For those unaware, ChatGPT is an Artificial Intelligence that responds to prompts given by humans.  Many students across the country have used this program to write their papers for them while teachers and administrators have to try harder to discern what is and what is not plagiarized work.  


Since November, 100 million users have asked the program to do almost anything, with the majority asking to write for them.  For months, many schools and organizations have discussed the dangers of this new technology. Sarah Elaine Eaton, a Professor at the University of Calgary feels that Ai - when used in the right ways - can help students.  ChatGPT can help generate ideas which a student can then refine and improve.  Many use it the wrong way, and use what the program has generated and pass it off as their own.  A student would now be plagiarizing the program instead of a human, but they should make sure that the information they steal is accurate. 

“In the case of artificial intelligence, tools linked to large language models do not plagiarize in any traditional sense.  The text generated by AI apps should not be presumed to be plagiarized, even though the content has been harvested and then aggregated from a variety of online sources.  In many cases, the text itself is completely original – sometimes to a fault.  ChatGPT, for example, can fabricate details and the resulting text is not only original, it can be completely untrue.” Teachers should know what is false information, but it adds another layer to this mess. 

“I think it can be used to generate good ideas, but at the same time using it as a shortcut isn’t a smart idea” -Max Vaughan. 

Some might believe that this issue has no solution, and artificial intelligence will continue to evolve with no barriers. Edward Tian, a Princeton graduate, found a way around this. He created GPTZero, a program that uses the chatbot to detect itself. 

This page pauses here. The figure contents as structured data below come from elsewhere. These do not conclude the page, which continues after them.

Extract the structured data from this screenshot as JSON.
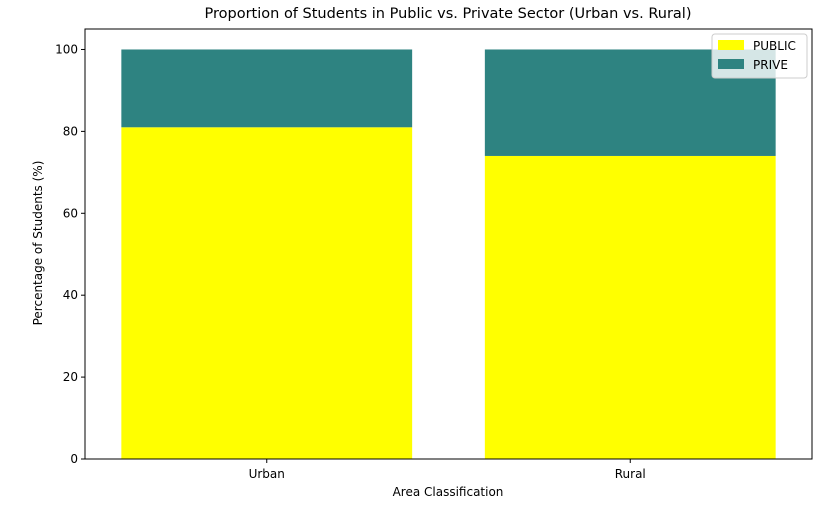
{
  "chart_data": {
    "type": "bar",
    "stacked": true,
    "title": "Proportion of Students in Public vs. Private Sector (Urban vs. Rural)",
    "xlabel": "Area Classification",
    "ylabel": "Percentage of Students (%)",
    "categories": [
      "Urban",
      "Rural"
    ],
    "ylim": [
      0,
      105
    ],
    "yticks": [
      0,
      20,
      40,
      60,
      80,
      100
    ],
    "grid": false,
    "legend_position": "top-right",
    "series": [
      {
        "name": "PUBLIC",
        "values": [
          81,
          74
        ],
        "color": "#ffff00"
      },
      {
        "name": "PRIVE",
        "values": [
          19,
          26
        ],
        "color": "#2e8381"
      }
    ]
  }
}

The program detects ai based on how complex the writing is and how varied the sentence structure is. The harder it is for the program to understand the text, the more likely it is human-made. ChatGPT usually creates uniform responses as it draws from a set source of data. This tool is new and is not 100% foolproof, and cannot fully detect every difference between a human and a robot. OpenAI, the creator of the “original” chatbot, is also working on a secret watermark that will appear any time text is copied. It seems that both of these ways will prevent further plagiarism, at least until it finds a way to work around it. 

As for the future of AI, who's to say? It will likely continue to grow, and so will detection tools. Although there is one simple solution, just force students to write on paper; no one has the patience to copy all that plagiarized writing down.